Black-market lemur meat trade driving species to extinction, new research shows
Madagascar's lemurs are declining due to a spike in demand for their meat – and an alarming illegal trade.
Black-market operations are threatening Madagascar's lemur population, according to new research published last month in the Conservation Letters journal.
The findings show that almost 13,000 lemurs are sold each year for food, even though the practice is illegal under Madagascan and international law and punishable by up to five years in prison.
Researchers interviewed 2,600 people across 17 locations in Madagascar over four years to create the report, featuring varied participants across the trade pipeline including hunters, sellers, buyers, and restaurant workers.
Although the research showed that many restaurants across the country have lemur meat available, the trade is largely hidden, with 95% of sales occurring directly between suppliers and a trusted clientele. The meat of these animals is more expensive than beef, goat or chicken, and is considered a “delicacy”.
“While entrepreneurial peri-urban suppliers are lured by a dependable economic opportunity, affluent urban consumers desire lemur meat as a luxury food perceived as providing wild-sourced flavor and vitality,” the study states.
Lemur meat is also believed to be medicinal and offer health benefits, further driving the illegal hunts.
The International Union for Conservation of Nature (IUCN) Red List reports that 98% of lemur species could soon be extinct, which survive in the wild only in Madagascar. As the planet’s oldest living primates, lemurs descend from ancestors who date back as far as 70 million years.
There are over 100 species of lemurs in Madagascar, most of them critically endangered.
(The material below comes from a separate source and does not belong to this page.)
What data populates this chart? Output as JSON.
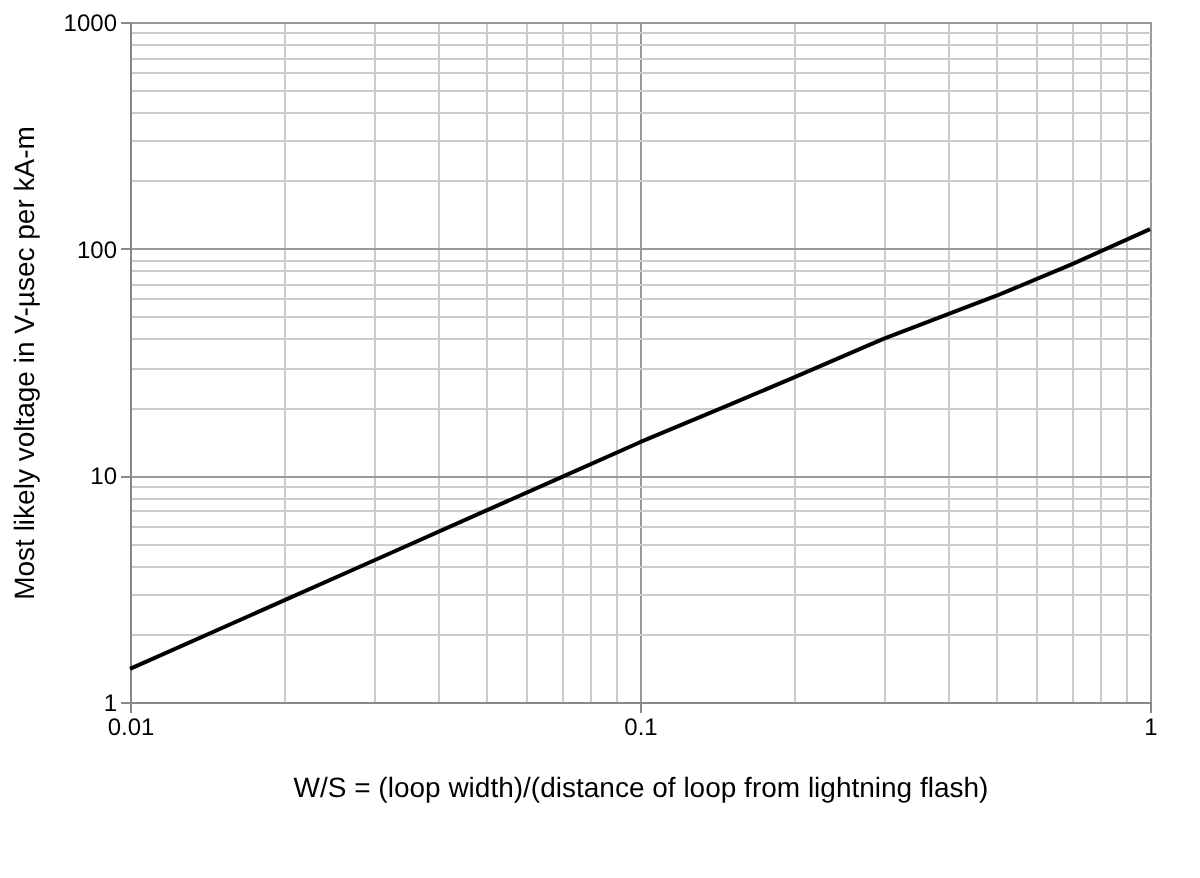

For a long time, loss of habitat (due to the climate crisis and human activity such as agriculture and mining) and the exotic pet industry have been to blame for the decline in lemur numbers, but with the rising bushmeat trade, the issue is even more pressing.
Enforcement of the hunting ban is lax and tightening regulations around the trade is not a simple matter. Food-security programmes, while important in protecting the most vulnerable citizens, will not affect the sale of a meat that primarily exists due to taste preferences and status.
Conservation biologist Cortni Borgerson, who led the study, warned: "Without a comprehensive data-driven approach, the world's most endangered mammals may soon be eaten into extinction."
The authors of the study suggest measures such as stricter enforcement of existing rules around firearms, expansions of the licensing requirements, and assisting hunters in leaving the trade without risking their livelihood.
Campaigners and animal defenders everywhere hope that this will be enough to save the primates.